Saturday, March 13, 2010

Unnatural Causes

Now I can't seem to resist picking up a P.D. James book when I see one, despite the fact that she and I have a tumultuous relationship. But, I'm beginning to think that if I feel like reading a decent British mystery, she's my gal. I think.

Unnatural Causes features Adam Dalgliesh, her steadfast detective, who, Murder She Wrote-style, goes on what he thinks will be a relaxing vacation to visit his aunt when a murder changes his plans. The suspects are the denizens of aunt's tiny sea-side village and for some reason they all start behaving like suspects right away, spilling the beans about their alibis to anyone who will listen.

I thought it was a decent little mystery that kept me guessing - by coincidence I happened to watch Murder on the Orient Express, by another acknowledged queen of mystery-writing and thus went through several They ALL Did It! moments.
James is a clever writer and a good one.
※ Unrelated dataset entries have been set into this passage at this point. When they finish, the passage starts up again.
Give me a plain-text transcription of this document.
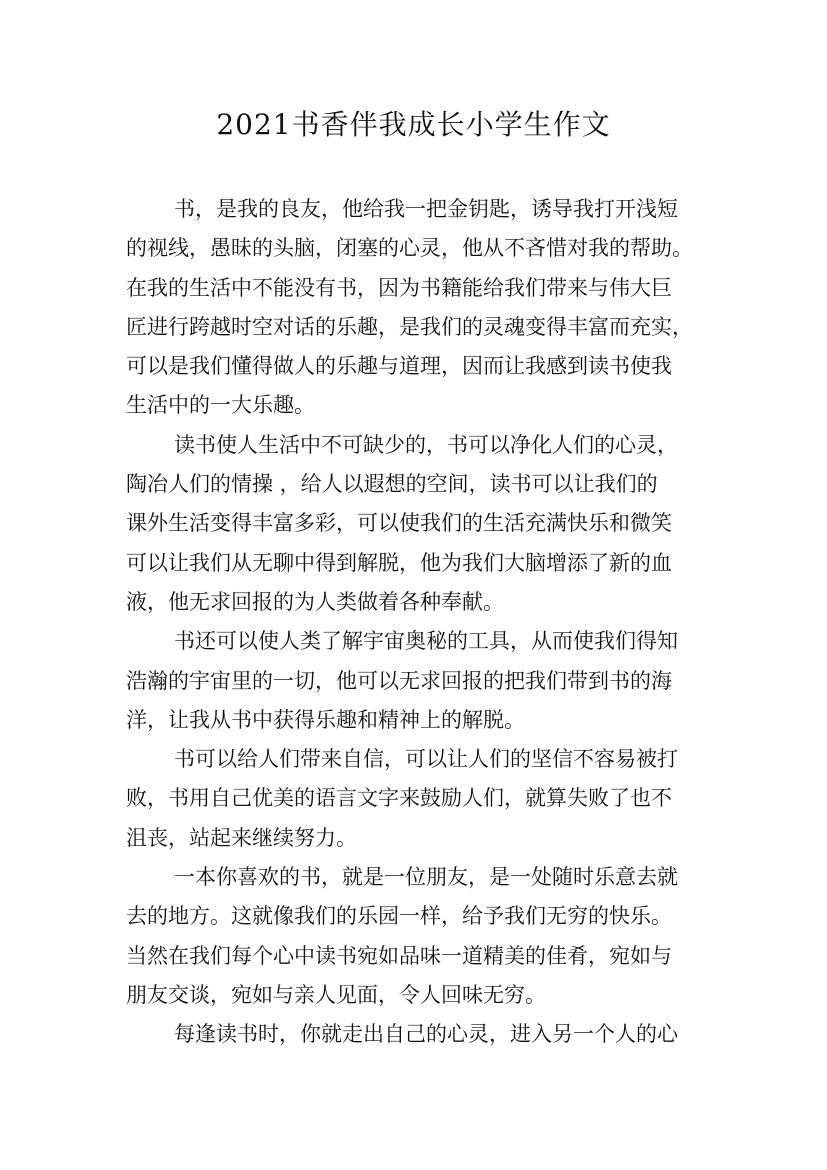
2021书香伴我成长小学生作文
书，是我的良友，他给我一把金钥匙，诱导我打开浅短
的视线，愚昧的头脑，闭塞的心灵，他从不吝惜对我的帮助。
在我的生活中不能没有书，因为书籍能给我们带来与伟大巨
匠进行跨越时空对话的乐趣，是我们的灵魂变得丰富而充实，
可以是我们懂得做人的乐趣与道理，因而让我感到读书使我
生活中的一大乐趣。
读书使人生活中不可缺少的，书可以净化人们的心灵，
陶冶人们的情操 ，给人以遐想的空间，读书可以让我们的
课外生活变得丰富多彩，可以使我们的生活充满快乐和微笑
可以让我们从无聊中得到解脱，他为我们大脑增添了新的血
液，他无求回报的为人类做着各种奉献。
书还可以使人类了解宇宙奥秘的工具，从而使我们得知
浩瀚的宇宙里的一切，他可以无求回报的把我们带到书的海
洋，让我从书中获得乐趣和精神上的解脱。
书可以给人们带来自信，可以让人们的坚信不容易被打
败，书用自己优美的语言文字来鼓励人们，就算失败了也不
沮丧，站起来继续努力。
一本你喜欢的书，就是一位朋友，是一处随时乐意去就
去的地方。这就像我们的乐园一样，给予我们无穷的快乐。
当然在我们每个心中读书宛如品味一道精美的佳肴，宛如与
朋友交谈，宛如与亲人见面，令人回味无穷。
每逢读书时，你就走出自己的心灵，进入另一个人的心
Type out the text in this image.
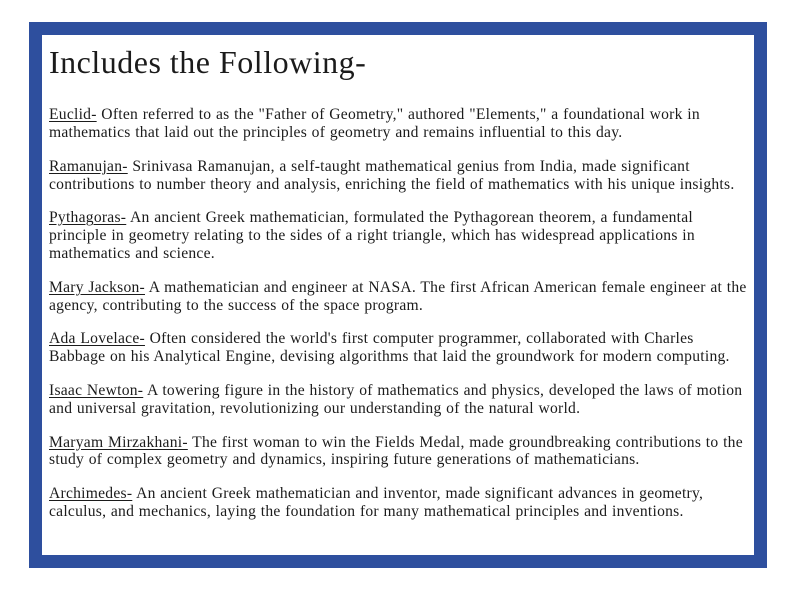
Includes the Following-

Euclid- Often referred to as the "Father of Geometry," authored "Elements," a foundational work in mathematics that laid out the principles of geometry and remains influential to this day.

Ramanujan- Srinivasa Ramanujan, a self-taught mathematical genius from India, made significant contributions to number theory and analysis, enriching the field of mathematics with his unique insights.

Pythagoras- An ancient Greek mathematician, formulated the Pythagorean theorem, a fundamental principle in geometry relating to the sides of a right triangle, which has widespread applications in mathematics and science.

Mary Jackson- A mathematician and engineer at NASA. The first African American female engineer at the agency, contributing to the success of the space program.

Ada Lovelace- Often considered the world's first computer programmer, collaborated with Charles Babbage on his Analytical Engine, devising algorithms that laid the groundwork for modern computing.

Isaac Newton- A towering figure in the history of mathematics and physics, developed the laws of motion and universal gravitation, revolutionizing our understanding of the natural world.

Maryam Mirzakhani- The first woman to win the Fields Medal, made groundbreaking contributions to the study of complex geometry and dynamics, inspiring future generations of mathematicians.

Archimedes- An ancient Greek mathematician and inventor, made significant advances in geometry, calculus, and mechanics, laying the foundation for many mathematical principles and inventions.
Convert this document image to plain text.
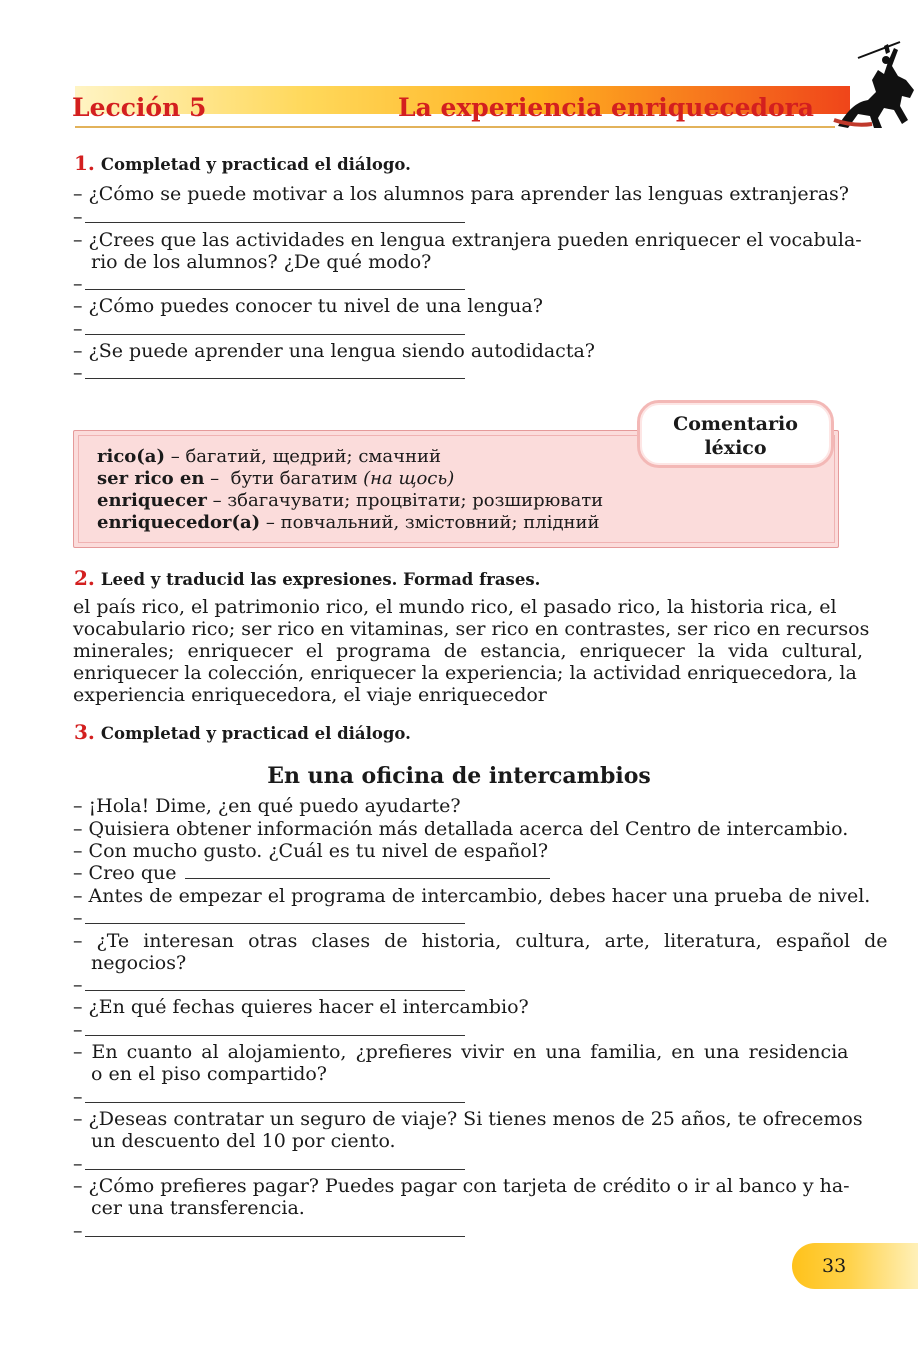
Lección 5	La experiencia enriquecedora
1. Completad y practicad el diálogo.
– ¿Cómo se puede motivar a los alumnos para aprender las lenguas extranjeras?
–
– ¿Crees que las actividades en lengua extranjera pueden enriquecer el vocabula-
rio de los alumnos? ¿De qué modo?
–
– ¿Cómo puedes conocer tu nivel de una lengua?
–
– ¿Se puede aprender una lengua siendo autodidacta?
–
Comentario
léxico
rico(a) – багатий, щедрий; смачний
ser rico en –  бути багатим (на щось)
enriquecer – збагачувати; процвітати; розширювати
enriquecedor(a) – повчальний, змістовний; плідний
2. Leed y traducid las expresiones. Formad frases.
el país rico, el patrimonio rico, el mundo rico, el pasado rico, la historia rica, el
vocabulario rico; ser rico en vitaminas, ser rico en contrastes, ser rico en recursos
minerales; enriquecer el programa de estancia, enriquecer la vida cultural,
enriquecer la colección, enriquecer la experiencia; la actividad enriquecedora, la
experiencia enriquecedora, el viaje enriquecedor
3. Completad y practicad el diálogo.
En una oficina de intercambios
– ¡Hola! Dime, ¿en qué puedo ayudarte?
– Quisiera obtener información más detallada acerca del Centro de intercambio.
– Con mucho gusto. ¿Cuál es tu nivel de español?
– Creo que
– Antes de empezar el programa de intercambio, debes hacer una prueba de nivel.
–
– ¿Te interesan otras clases de historia, cultura, arte, literatura, español de
negocios?
–
– ¿En qué fechas quieres hacer el intercambio?
–
– En cuanto al alojamiento, ¿prefieres vivir en una familia, en una residencia
o en el piso compartido?
–
– ¿Deseas contratar un seguro de viaje? Si tienes menos de 25 años, te ofrecemos
un descuento del 10 por ciento.
–
– ¿Cómo prefieres pagar? Puedes pagar con tarjeta de crédito o ir al banco y ha-
cer una transferencia.
–
33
Here's a passage that made me laugh and also sent me to the dictionary (I LOVE being sent to the dictionary, don't you?):
...The exclusion of women means that some of the best crime writers are unrepresented but this worries no one; the Committee take the view that their presence would hardly compensate for the expense of putting in a second set of lavoratories. The plumbing at the Cadaver has, in fact, remained virtually unaltered since the Club moved to Tavistock Square in 1900 but it is a canard that the baths were originally purchased by George Joseph Smith.

I was all, canard? Isn't that a duck?

James's 1967 book is a bit dated with an oogy reference or two to "colored people" and some 1960's pre-PC references to a "cripple". Blech.